Rub sage leaves over parchment paper and then use as a funnel to place rubbed sage into a clean herb jar. (These jars are great to use!)
Oven drying sage
Here’s what you’ll need to oven dry sage:
- Fresh sage leaves
- Clean kitchen cloth
- Parchment paper (I like this Unbleached Parchment… it’s compostable, too!)
- Large baking sheet
- Begin by washing sage leaves and removing them from the stem. Place the leaves on a clean kitchen cloth to dry.
2. Preheat oven to 180 degrees, or your oven’s lowest temperature (mine is 180.) Place clean leaves on a parchment lined cookie sheet, and slide in the oven.
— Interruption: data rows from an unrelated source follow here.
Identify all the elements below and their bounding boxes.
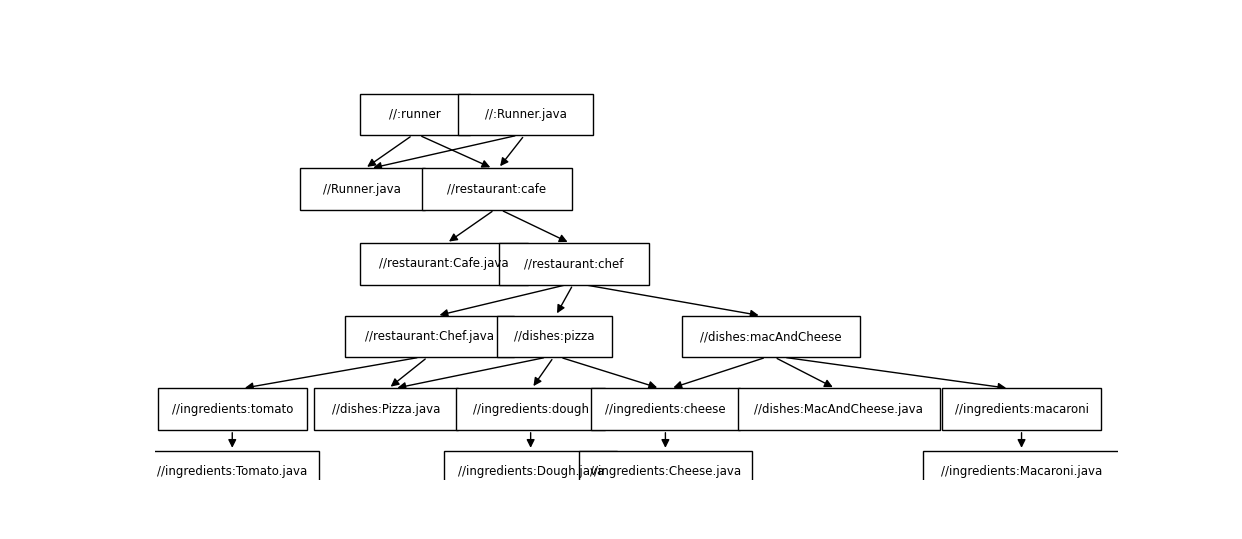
Text: //ingredients:dough: //ingredients:dough [473, 403, 589, 416]
FancyBboxPatch shape [299, 169, 425, 210]
FancyBboxPatch shape [314, 389, 458, 430]
FancyBboxPatch shape [145, 451, 319, 492]
FancyBboxPatch shape [456, 389, 605, 430]
Text: //ingredients:Tomato.java: //ingredients:Tomato.java [158, 465, 307, 478]
Text: //ingredients:macaroni: //ingredients:macaroni [955, 403, 1088, 416]
Text: //ingredients:Macaroni.java: //ingredients:Macaroni.java [941, 465, 1102, 478]
Text: //ingredients:tomato: //ingredients:tomato [171, 403, 293, 416]
Text: //:runner: //:runner [389, 108, 441, 121]
Text: //dishes:pizza: //dishes:pizza [514, 330, 595, 343]
Text: //ingredients:Dough.java: //ingredients:Dough.java [457, 465, 604, 478]
FancyBboxPatch shape [738, 389, 940, 430]
Text: //restaurant:cafe: //restaurant:cafe [447, 183, 546, 196]
FancyBboxPatch shape [923, 451, 1120, 492]
FancyBboxPatch shape [458, 94, 594, 135]
Text: //:Runner.java: //:Runner.java [484, 108, 566, 121]
Text: //dishes:macAndCheese: //dishes:macAndCheese [700, 330, 842, 343]
Text: //restaurant:Cafe.java: //restaurant:Cafe.java [379, 258, 509, 271]
FancyBboxPatch shape [591, 389, 740, 430]
Text: //restaurant:Chef.java: //restaurant:Chef.java [365, 330, 494, 343]
FancyBboxPatch shape [158, 389, 307, 430]
Text: //dishes:Pizza.java: //dishes:Pizza.java [332, 403, 441, 416]
Text: //Runner.java: //Runner.java [323, 183, 401, 196]
FancyBboxPatch shape [579, 451, 753, 492]
FancyBboxPatch shape [499, 243, 648, 285]
FancyBboxPatch shape [445, 451, 617, 492]
FancyBboxPatch shape [943, 389, 1100, 430]
FancyBboxPatch shape [497, 316, 612, 357]
FancyBboxPatch shape [682, 316, 861, 357]
FancyBboxPatch shape [360, 94, 471, 135]
Text: //ingredients:Cheese.java: //ingredients:Cheese.java [590, 465, 741, 478]
Text: //restaurant:chef: //restaurant:chef [524, 258, 623, 271]
FancyBboxPatch shape [422, 169, 571, 210]
Text: //ingredients:cheese: //ingredients:cheese [605, 403, 725, 416]
Text: //dishes:MacAndCheese.java: //dishes:MacAndCheese.java [754, 403, 923, 416]
FancyBboxPatch shape [360, 243, 528, 285]
FancyBboxPatch shape [345, 316, 514, 357]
3. “Bake” the leaves until they are dry to the touch and easily crumble when rubbed. This only took one hour in my oven, but if your oven’s lowest temp is lower, then it may take longer.
4. Crumble leaves directly on the parchment paper, removing any leftover stems. Then use the parchment as a funnel to pour dried sage into a clean jar. Store in a cool, dry place.
How to dehydrate sage
Clean sage, as directed above. (No one wants to dry out soil, right?) Place clean leaves in a single layer in your dehydrator.
Follow your model’s recommended instructions for timing and temperature. I have an Instant Pot Vortex Plus, which an air fryer, oven, rotisserie, and dehydrator all in one. My model calls for 8-10 hours for drying herbs. I haven’t tried it yet, but I’m hoping to with another batch.